Indication Used in combination with infusional 5-FU/LV, is indicated for the treatment of advanced carcinoma of the colon or rectum and for adjuvant treatment of stage III colon cancer patients who have undergone complete resection of the primary tumor.
Pharmacodynamics Oxaliplatin selectively inhibits the synthesis of deoxyribonucleic acid (DNA). The guanine and cytosine content correlates with the degree of Oxaliplatin-induced cross-linking. At high concentrations of the drug, cellular RNA and protein synthesis are also suppressed.
Mechanism of action After activation, oxaliplatin binds preferentially to the guanine and cytosine moieties of DNA, leading to cross-linking of DNA, thus inhibiting DNA synthesis and function.
Absorption Bioavailability is complete following intravenous administration.
Volume of distribution
  • 440 L
Protein binding Plasma protein binding of platinum (active metabolite) is irreversible and is greater than 90%.
Metabolism Oxaliplatin undergoes nonenzymatic conversion in physiologic solutions to active derivatives via displacement of the labile oxalate ligand. Several transient reactive species are formed, including monoaquo and diaquo DACH platinum, which covalently bind with macromolecules. There is no evidence of cytochrome P450-mediated metabolism in vitro.

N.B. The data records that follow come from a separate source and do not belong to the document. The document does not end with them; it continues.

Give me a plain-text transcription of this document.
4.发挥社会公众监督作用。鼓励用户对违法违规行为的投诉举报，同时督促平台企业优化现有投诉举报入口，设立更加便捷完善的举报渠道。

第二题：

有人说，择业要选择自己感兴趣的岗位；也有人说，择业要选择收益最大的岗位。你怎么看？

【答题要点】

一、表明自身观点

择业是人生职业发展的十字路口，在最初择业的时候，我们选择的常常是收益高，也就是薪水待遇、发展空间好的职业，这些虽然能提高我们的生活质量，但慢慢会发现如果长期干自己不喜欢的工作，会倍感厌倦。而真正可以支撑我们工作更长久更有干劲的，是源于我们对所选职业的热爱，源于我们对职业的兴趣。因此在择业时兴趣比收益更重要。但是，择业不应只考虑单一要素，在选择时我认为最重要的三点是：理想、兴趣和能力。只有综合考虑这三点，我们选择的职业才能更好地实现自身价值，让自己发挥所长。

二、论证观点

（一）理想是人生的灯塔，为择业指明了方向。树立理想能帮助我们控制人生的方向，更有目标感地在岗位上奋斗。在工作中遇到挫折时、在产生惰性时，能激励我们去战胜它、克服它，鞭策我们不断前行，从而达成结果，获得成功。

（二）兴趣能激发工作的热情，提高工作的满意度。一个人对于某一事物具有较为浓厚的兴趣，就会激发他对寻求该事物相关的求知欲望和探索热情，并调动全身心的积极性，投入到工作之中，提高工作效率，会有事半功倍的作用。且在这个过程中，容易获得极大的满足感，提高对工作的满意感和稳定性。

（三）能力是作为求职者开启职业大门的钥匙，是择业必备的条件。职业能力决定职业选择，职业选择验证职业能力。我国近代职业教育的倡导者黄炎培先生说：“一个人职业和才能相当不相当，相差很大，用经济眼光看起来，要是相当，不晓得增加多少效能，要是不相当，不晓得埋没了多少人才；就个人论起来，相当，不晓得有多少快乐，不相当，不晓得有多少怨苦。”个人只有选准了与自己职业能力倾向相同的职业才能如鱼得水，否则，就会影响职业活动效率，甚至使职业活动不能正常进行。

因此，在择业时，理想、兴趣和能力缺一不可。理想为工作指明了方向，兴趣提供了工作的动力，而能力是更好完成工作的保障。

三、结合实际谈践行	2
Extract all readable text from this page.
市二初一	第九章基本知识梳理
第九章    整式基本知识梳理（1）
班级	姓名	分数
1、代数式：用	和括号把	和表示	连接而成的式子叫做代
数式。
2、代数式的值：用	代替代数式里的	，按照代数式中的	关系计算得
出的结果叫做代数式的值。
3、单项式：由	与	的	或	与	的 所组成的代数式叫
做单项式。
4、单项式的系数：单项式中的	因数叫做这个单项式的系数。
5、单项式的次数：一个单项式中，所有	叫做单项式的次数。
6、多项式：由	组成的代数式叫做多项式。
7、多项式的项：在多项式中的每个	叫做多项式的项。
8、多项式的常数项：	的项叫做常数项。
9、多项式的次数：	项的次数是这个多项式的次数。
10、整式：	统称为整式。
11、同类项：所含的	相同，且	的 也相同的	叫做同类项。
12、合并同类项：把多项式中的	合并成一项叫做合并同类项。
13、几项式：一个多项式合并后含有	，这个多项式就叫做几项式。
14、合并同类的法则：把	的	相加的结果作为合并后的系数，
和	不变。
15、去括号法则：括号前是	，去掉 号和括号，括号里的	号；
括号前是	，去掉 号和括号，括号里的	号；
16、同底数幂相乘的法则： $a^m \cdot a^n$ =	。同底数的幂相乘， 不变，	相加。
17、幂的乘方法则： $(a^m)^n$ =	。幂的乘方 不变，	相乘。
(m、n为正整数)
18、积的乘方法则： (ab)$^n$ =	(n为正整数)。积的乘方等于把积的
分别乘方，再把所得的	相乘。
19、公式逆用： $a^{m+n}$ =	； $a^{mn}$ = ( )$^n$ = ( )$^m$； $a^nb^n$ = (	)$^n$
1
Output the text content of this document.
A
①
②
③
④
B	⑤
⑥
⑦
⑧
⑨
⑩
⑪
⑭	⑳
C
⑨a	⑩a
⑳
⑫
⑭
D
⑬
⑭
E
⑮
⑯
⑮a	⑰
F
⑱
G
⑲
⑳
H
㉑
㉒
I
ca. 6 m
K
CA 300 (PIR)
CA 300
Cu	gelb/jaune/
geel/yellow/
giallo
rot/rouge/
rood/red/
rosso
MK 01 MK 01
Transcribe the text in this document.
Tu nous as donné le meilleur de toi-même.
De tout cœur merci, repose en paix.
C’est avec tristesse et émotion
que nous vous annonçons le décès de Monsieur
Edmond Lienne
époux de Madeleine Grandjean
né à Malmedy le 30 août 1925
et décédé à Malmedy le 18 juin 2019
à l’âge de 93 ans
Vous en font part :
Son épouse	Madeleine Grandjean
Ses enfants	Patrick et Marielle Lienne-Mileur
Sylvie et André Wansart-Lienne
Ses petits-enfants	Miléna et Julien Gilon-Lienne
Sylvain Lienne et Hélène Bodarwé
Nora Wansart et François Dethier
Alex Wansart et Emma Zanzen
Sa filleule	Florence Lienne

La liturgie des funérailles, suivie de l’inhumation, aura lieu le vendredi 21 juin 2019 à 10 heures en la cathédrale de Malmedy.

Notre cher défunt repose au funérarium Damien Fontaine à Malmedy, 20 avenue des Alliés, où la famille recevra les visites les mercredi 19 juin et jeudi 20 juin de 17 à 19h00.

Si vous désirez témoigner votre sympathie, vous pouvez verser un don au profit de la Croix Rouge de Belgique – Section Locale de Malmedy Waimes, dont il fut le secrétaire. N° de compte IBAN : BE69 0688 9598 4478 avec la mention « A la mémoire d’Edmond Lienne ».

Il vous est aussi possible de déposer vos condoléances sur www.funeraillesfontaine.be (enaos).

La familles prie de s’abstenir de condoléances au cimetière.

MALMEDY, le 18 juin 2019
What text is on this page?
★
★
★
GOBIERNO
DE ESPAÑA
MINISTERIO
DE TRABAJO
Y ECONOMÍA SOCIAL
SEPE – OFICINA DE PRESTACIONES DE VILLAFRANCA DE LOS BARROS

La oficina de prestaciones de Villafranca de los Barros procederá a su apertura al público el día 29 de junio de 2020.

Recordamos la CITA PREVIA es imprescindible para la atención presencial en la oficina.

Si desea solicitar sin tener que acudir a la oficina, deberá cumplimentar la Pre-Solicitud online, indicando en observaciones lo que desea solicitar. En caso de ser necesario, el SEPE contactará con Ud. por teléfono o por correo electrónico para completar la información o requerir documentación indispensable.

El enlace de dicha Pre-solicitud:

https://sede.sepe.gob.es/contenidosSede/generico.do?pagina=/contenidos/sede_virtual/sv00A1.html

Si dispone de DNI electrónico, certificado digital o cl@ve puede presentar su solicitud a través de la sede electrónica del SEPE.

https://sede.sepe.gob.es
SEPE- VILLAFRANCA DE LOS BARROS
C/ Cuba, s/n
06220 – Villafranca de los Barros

Route of elimination The major route of platinum elimination is renal excretion. At five days after a single 2-hour infusion of oxaliplatin, urinary elimination accounted for about 54% of the platinum eliminated, with fecal excretion accounting for only about 2%.
Half life Approximately 10 - 25 minutes
Clearance Not Available
Toxicity There have been five cases of oxaliplatin overdose reported. One patient received two 130 mg/m2 doses of oxaliplatin (cumulative dose of 260 mg/m2) within a 24-hour period. The patient experienced Grade 4 thrombocytopenia (<25,000/mm3) without any bleeding, which resolved. Two other patients were mistakenly administered oxaliplatin instead of carboplatin. One patient received a total oxaliplatin dose of 500 mg and the other received 650 mg. The first patient experienced dyspnea, wheezing, paresthesia, profuse vomiting and chest pain on the day of administration. She developed respiratory failure and severe bradycardia, and subsequently did not respond to resuscitation efforts. The other patient also experienced dyspnea, wheezing, paresthesia, and vomiting.